Why have we never kissed before? KJ asks.
You had all those other girls to kiss.
Well, they made themselves known.
During dessert Nadine sees Kenneth wipe a smudge of chocolate from Catherine’s cheek with his pinky. With her eyes Catherine dares him and he licks his finger slowly.
Nadine notices KJ and NJ are now dancing, waltzing around the room to music only they and Nadine can hear. They spin and turn, and at the end KJ dips her low. When she comes up, she’s CJ again.
It’s okay if we don’t marry, CJ.
Maybe it’s okay if we do.
KJ takes CJ for another turn around the room, and the music swells, and they disappear around the corner.
After dinner, everyone gathers for coffee in the living room. Kenneth takes KJ from the stand and does one of his favorite song and dance bits. Nadine goes to the bathroom, and when she returns she stops just inside the living room and watches. Catherine has NJ. She and Kenneth are working the strings and doing voices, and everyone is laughing. Nadine tries to imagine herself making NJ dance and sing, making her friends laugh, pleasing Kenneth. But she can’t see herself anywhere in the picture. She can only see Catherine.
Catherine catches her eye and smiles, then breaks into song. Nadine goes to get her coat. Melanie slips in behind.
“I’m not feeling well.”
Melanie looks her over carefully, as though she can discern Nadine’s ailment by inspection. She helps find Nadine’s coat in the pile.

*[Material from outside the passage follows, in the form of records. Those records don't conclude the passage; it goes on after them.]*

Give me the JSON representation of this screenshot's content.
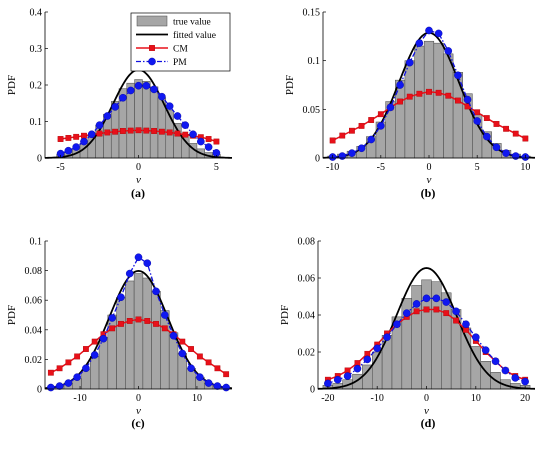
{
  "legend": {
    "entries": [
      {
        "key": "true",
        "label": "true value"
      },
      {
        "key": "fit",
        "label": "fitted value"
      },
      {
        "key": "cm",
        "label": "CM"
      },
      {
        "key": "pm",
        "label": "PM"
      }
    ],
    "placement": "top-right of panel (a)"
  },
  "colors": {
    "bars": "#a6a6a6",
    "fitted": "#000000",
    "CM": "#e8101a",
    "PM": "#1010e0"
  },
  "chart_data": [
    {
      "type": "bar",
      "panel": "(a)",
      "ylabel": "PDF",
      "xlabel": "v",
      "xlim": [
        -6,
        6
      ],
      "ylim": [
        0,
        0.4
      ],
      "xticks": [
        -5,
        0,
        5
      ],
      "yticks": [
        0,
        0.1,
        0.2,
        0.3,
        0.4
      ],
      "ytick_labels": [
        "0",
        "0.1",
        "0.2",
        "0.3",
        "0.4"
      ],
      "xtick_labels": [
        "-5",
        "0",
        "5"
      ],
      "hist": {
        "bin_width": 0.5,
        "centers": [
          -5,
          -4.5,
          -4,
          -3.5,
          -3,
          -2.5,
          -2,
          -1.5,
          -1,
          -0.5,
          0,
          0.5,
          1,
          1.5,
          2,
          2.5,
          3,
          3.5,
          4,
          4.5,
          5
        ],
        "values": [
          0.01,
          0.015,
          0.025,
          0.04,
          0.06,
          0.09,
          0.12,
          0.155,
          0.19,
          0.205,
          0.215,
          0.21,
          0.195,
          0.165,
          0.13,
          0.095,
          0.065,
          0.04,
          0.025,
          0.015,
          0.01
        ]
      },
      "fitted": {
        "mu": 0,
        "sigma": 1.65
      },
      "series": [
        {
          "name": "CM",
          "x": [
            -5,
            -4.5,
            -4,
            -3.5,
            -3,
            -2.5,
            -2,
            -1.5,
            -1,
            -0.5,
            0,
            0.5,
            1,
            1.5,
            2,
            2.5,
            3,
            3.5,
            4,
            4.5,
            5
          ],
          "values": [
            0.052,
            0.055,
            0.058,
            0.061,
            0.064,
            0.067,
            0.07,
            0.072,
            0.074,
            0.075,
            0.076,
            0.075,
            0.074,
            0.072,
            0.07,
            0.067,
            0.064,
            0.061,
            0.057,
            0.052,
            0.045
          ]
        },
        {
          "name": "PM",
          "x": [
            -5,
            -4.5,
            -4,
            -3.5,
            -3,
            -2.5,
            -2,
            -1.5,
            -1,
            -0.5,
            0,
            0.5,
            1,
            1.5,
            2,
            2.5,
            3,
            3.5,
            4,
            4.5,
            5
          ],
          "values": [
            0.012,
            0.02,
            0.03,
            0.045,
            0.065,
            0.09,
            0.115,
            0.14,
            0.165,
            0.185,
            0.198,
            0.198,
            0.188,
            0.168,
            0.142,
            0.115,
            0.09,
            0.065,
            0.045,
            0.03,
            0.014
          ]
        }
      ]
    },
    {
      "type": "bar",
      "panel": "(b)",
      "ylabel": "PDF",
      "xlabel": "v",
      "xlim": [
        -11,
        11
      ],
      "ylim": [
        0,
        0.15
      ],
      "xticks": [
        -10,
        -5,
        0,
        5,
        10
      ],
      "yticks": [
        0,
        0.05,
        0.1,
        0.15
      ],
      "ytick_labels": [
        "0",
        "0.05",
        "0.1",
        "0.15"
      ],
      "xtick_labels": [
        "-10",
        "-5",
        "0",
        "5",
        "10"
      ],
      "hist": {
        "bin_width": 1,
        "centers": [
          -10,
          -9,
          -8,
          -7,
          -6,
          -5,
          -4,
          -3,
          -2,
          -1,
          0,
          1,
          2,
          3,
          4,
          5,
          6,
          7,
          8,
          9,
          10
        ],
        "values": [
          0.002,
          0.004,
          0.007,
          0.012,
          0.022,
          0.037,
          0.058,
          0.08,
          0.1,
          0.115,
          0.12,
          0.118,
          0.107,
          0.088,
          0.066,
          0.045,
          0.027,
          0.015,
          0.008,
          0.004,
          0.002
        ]
      },
      "fitted": {
        "mu": 0,
        "sigma": 3.1
      },
      "series": [
        {
          "name": "CM",
          "x": [
            -10,
            -9,
            -8,
            -7,
            -6,
            -5,
            -4,
            -3,
            -2,
            -1,
            0,
            1,
            2,
            3,
            4,
            5,
            6,
            7,
            8,
            9,
            10
          ],
          "values": [
            0.018,
            0.023,
            0.028,
            0.033,
            0.039,
            0.045,
            0.052,
            0.058,
            0.063,
            0.066,
            0.068,
            0.067,
            0.064,
            0.059,
            0.053,
            0.047,
            0.041,
            0.035,
            0.03,
            0.025,
            0.02
          ]
        },
        {
          "name": "PM",
          "x": [
            -10,
            -9,
            -8,
            -7,
            -6,
            -5,
            -4,
            -3,
            -2,
            -1,
            0,
            1,
            2,
            3,
            4,
            5,
            6,
            7,
            8,
            9,
            10
          ],
          "values": [
            0.001,
            0.002,
            0.005,
            0.01,
            0.019,
            0.033,
            0.052,
            0.075,
            0.098,
            0.118,
            0.131,
            0.128,
            0.11,
            0.085,
            0.06,
            0.038,
            0.022,
            0.011,
            0.005,
            0.002,
            0.001
          ]
        }
      ]
    },
    {
      "type": "bar",
      "panel": "(c)",
      "ylabel": "PDF",
      "xlabel": "v",
      "xlim": [
        -16,
        16
      ],
      "ylim": [
        0,
        0.1
      ],
      "xticks": [
        -10,
        0,
        10
      ],
      "yticks": [
        0,
        0.02,
        0.04,
        0.06,
        0.08,
        0.1
      ],
      "ytick_labels": [
        "0",
        "0.02",
        "0.04",
        "0.06",
        "0.08",
        "0.1"
      ],
      "xtick_labels": [
        "-10",
        "0",
        "10"
      ],
      "hist": {
        "bin_width": 1.5,
        "centers": [
          -15,
          -13.5,
          -12,
          -10.5,
          -9,
          -7.5,
          -6,
          -4.5,
          -3,
          -1.5,
          0,
          1.5,
          3,
          4.5,
          6,
          7.5,
          9,
          10.5,
          12,
          13.5,
          15
        ],
        "values": [
          0.001,
          0.002,
          0.004,
          0.007,
          0.013,
          0.022,
          0.035,
          0.05,
          0.062,
          0.073,
          0.078,
          0.075,
          0.066,
          0.053,
          0.038,
          0.024,
          0.014,
          0.008,
          0.004,
          0.002,
          0.001
        ]
      },
      "fitted": {
        "mu": 0,
        "sigma": 5.0
      },
      "series": [
        {
          "name": "CM",
          "x": [
            -15,
            -13.5,
            -12,
            -10.5,
            -9,
            -7.5,
            -6,
            -4.5,
            -3,
            -1.5,
            0,
            1.5,
            3,
            4.5,
            6,
            7.5,
            9,
            10.5,
            12,
            13.5,
            15
          ],
          "values": [
            0.011,
            0.014,
            0.018,
            0.022,
            0.027,
            0.032,
            0.037,
            0.041,
            0.044,
            0.046,
            0.047,
            0.046,
            0.044,
            0.041,
            0.037,
            0.032,
            0.027,
            0.022,
            0.018,
            0.014,
            0.01
          ]
        },
        {
          "name": "PM",
          "x": [
            -15,
            -13.5,
            -12,
            -10.5,
            -9,
            -7.5,
            -6,
            -4.5,
            -3,
            -1.5,
            0,
            1.5,
            3,
            4.5,
            6,
            7.5,
            9,
            10.5,
            12,
            13.5,
            15
          ],
          "values": [
            0.001,
            0.002,
            0.004,
            0.008,
            0.014,
            0.023,
            0.034,
            0.048,
            0.062,
            0.078,
            0.089,
            0.085,
            0.066,
            0.05,
            0.036,
            0.024,
            0.014,
            0.008,
            0.004,
            0.002,
            0.001
          ]
        }
      ]
    },
    {
      "type": "bar",
      "panel": "(d)",
      "ylabel": "PDF",
      "xlabel": "v",
      "xlim": [
        -22,
        22
      ],
      "ylim": [
        0,
        0.08
      ],
      "xticks": [
        -20,
        -10,
        0,
        10,
        20
      ],
      "yticks": [
        0,
        0.02,
        0.04,
        0.06,
        0.08
      ],
      "ytick_labels": [
        "0",
        "0.02",
        "0.04",
        "0.06",
        "0.08"
      ],
      "xtick_labels": [
        "-20",
        "-10",
        "0",
        "10",
        "20"
      ],
      "hist": {
        "bin_width": 2,
        "centers": [
          -20,
          -18,
          -16,
          -14,
          -12,
          -10,
          -8,
          -6,
          -4,
          -2,
          0,
          2,
          4,
          6,
          8,
          10,
          12,
          14,
          16,
          18,
          20
        ],
        "values": [
          0.002,
          0.003,
          0.005,
          0.008,
          0.013,
          0.02,
          0.029,
          0.039,
          0.049,
          0.056,
          0.059,
          0.058,
          0.052,
          0.043,
          0.033,
          0.023,
          0.015,
          0.009,
          0.005,
          0.003,
          0.002
        ]
      },
      "fitted": {
        "mu": 0,
        "sigma": 6.1
      },
      "series": [
        {
          "name": "CM",
          "x": [
            -20,
            -18,
            -16,
            -14,
            -12,
            -10,
            -8,
            -6,
            -4,
            -2,
            0,
            2,
            4,
            6,
            8,
            10,
            12,
            14,
            16,
            18,
            20
          ],
          "values": [
            0.005,
            0.007,
            0.01,
            0.014,
            0.019,
            0.024,
            0.03,
            0.035,
            0.039,
            0.042,
            0.043,
            0.043,
            0.041,
            0.037,
            0.032,
            0.026,
            0.02,
            0.015,
            0.01,
            0.007,
            0.005
          ]
        },
        {
          "name": "PM",
          "x": [
            -20,
            -18,
            -16,
            -14,
            -12,
            -10,
            -8,
            -6,
            -4,
            -2,
            0,
            2,
            4,
            6,
            8,
            10,
            12,
            14,
            16,
            18,
            20
          ],
          "values": [
            0.003,
            0.005,
            0.007,
            0.011,
            0.016,
            0.022,
            0.028,
            0.035,
            0.041,
            0.046,
            0.049,
            0.049,
            0.047,
            0.042,
            0.035,
            0.028,
            0.021,
            0.015,
            0.01,
            0.006,
            0.004
          ]
        }
      ]
    }
  ]
}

“That was a nice gift,” she says. “I’ve never seen Catherine have so much fun with us.” She adjusts Nadine’s coat collar. “They’re calling it CJ.”
Nadine forces a half-smile.
“Are you about done waiting?” Melanie says.
Nadine hugs her. “I’ll call you.”
Melnie raises an eyebrow. Nadine brushes a strand of hair from Melanie’s eye and kisses her on the cheek. “Really.”
She quietly opens the door and slips out into the cold darkness. She feels lighter, even more so than the unburdening of a puppet case would suggest. A cab drives by and she almost hails it, but decides not. Some things are better done one step at a time.